Thursday

15 December 2011

"Ah, you who make iniquitous decrees, who write oppressive statutes,to turn aside the needy from justice and to rob the poor of my people of their right, that widows may be your spoil, and that you may make the orphans our prey!" (vv. 1-2)

Background

How powerful are the images in this passage - "They gorged on the right, but still were hungry, and they devoured on the left but were satisfied" (v. 20). To disobey God is to be ultimately unsatisfied. It is to eat food that does not nourish you; the very act of disobedience gives rise to a miserable consequence. Devouring the right is to prevent justice for the poor - it's not an individual morality of poor and foolish choices, ones that might bring us shame and embarrassment; it is the broader spectrum of human behaviour, of society based on rich people getting richer, and the denial of justice to those who can't afford its price. The very normality of such disobedience is shocking. But this is simply the way things are. Perhaps more shocking still for us to hear is that God is angry with this situation.

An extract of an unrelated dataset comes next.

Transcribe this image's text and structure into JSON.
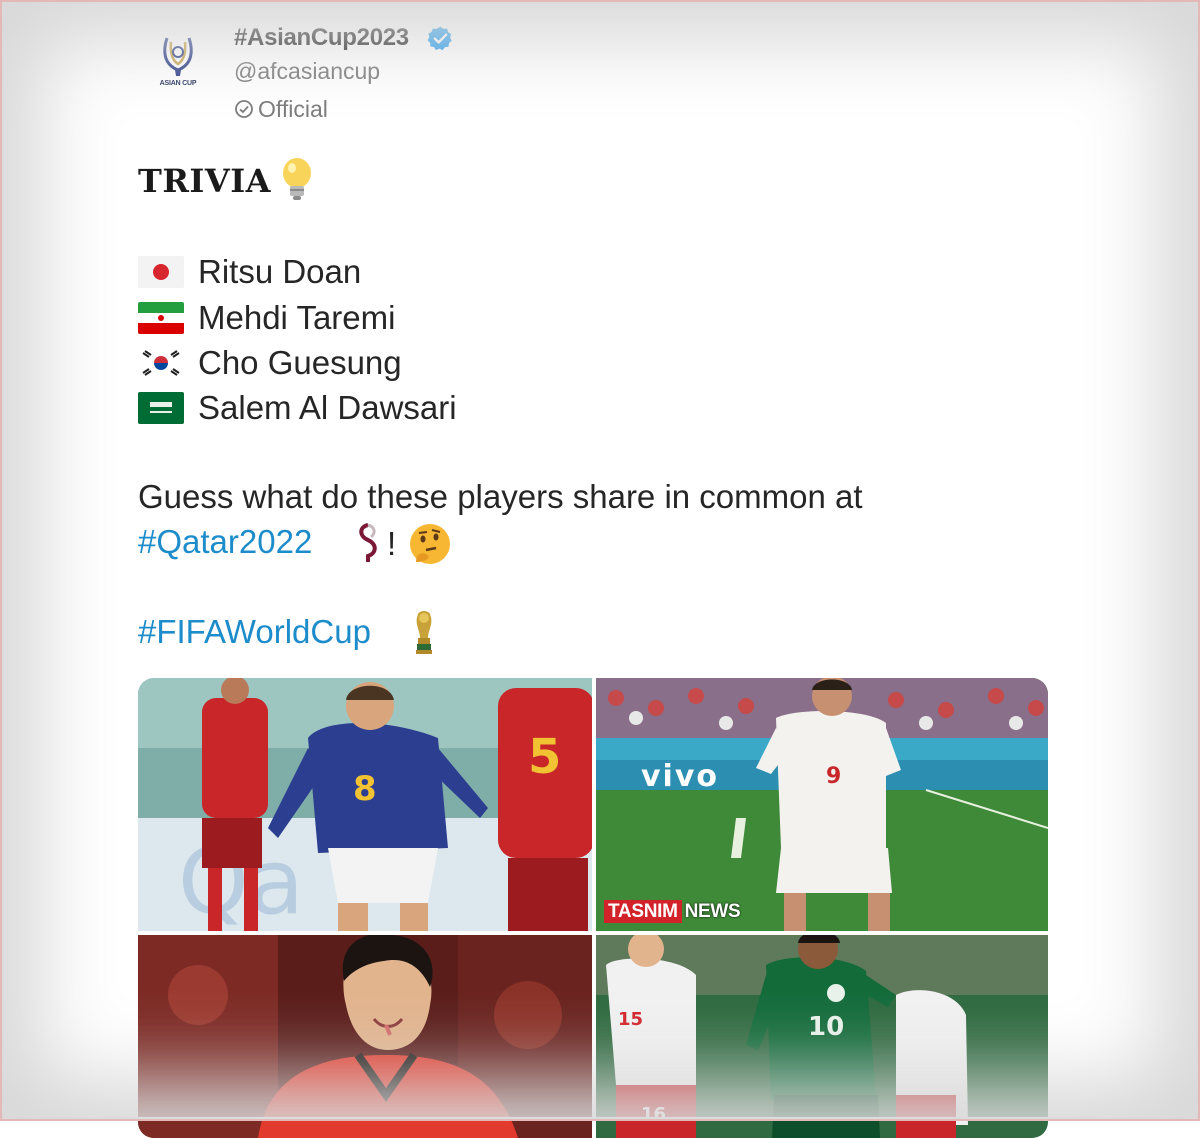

In our wealth and power we devour the right, we eat each other, we 'devour on the left'. This is to the detriment of the powerful, so what good does it do us? "Where will you leave you wealth?" (v. 3) is the ringing cry. But there is not only this inevitable consequence of such depraved behaviour. God is also angry and implicit in this anger is the warning of judgment: "His hand is stretched out still" (v. 21). Not an easy passage to read!

To Ponder

In one way this is too hard a passage to simply ponder and think improving thoughts. This is hard to hear stuff. The challenge is to stay with it. God's out-held hand is the hand of the same loving God we know in Jesus Christ. So stay with the challenge.

Where do we 'gorge on the right and devour on the left'?

What is our response to God's anger?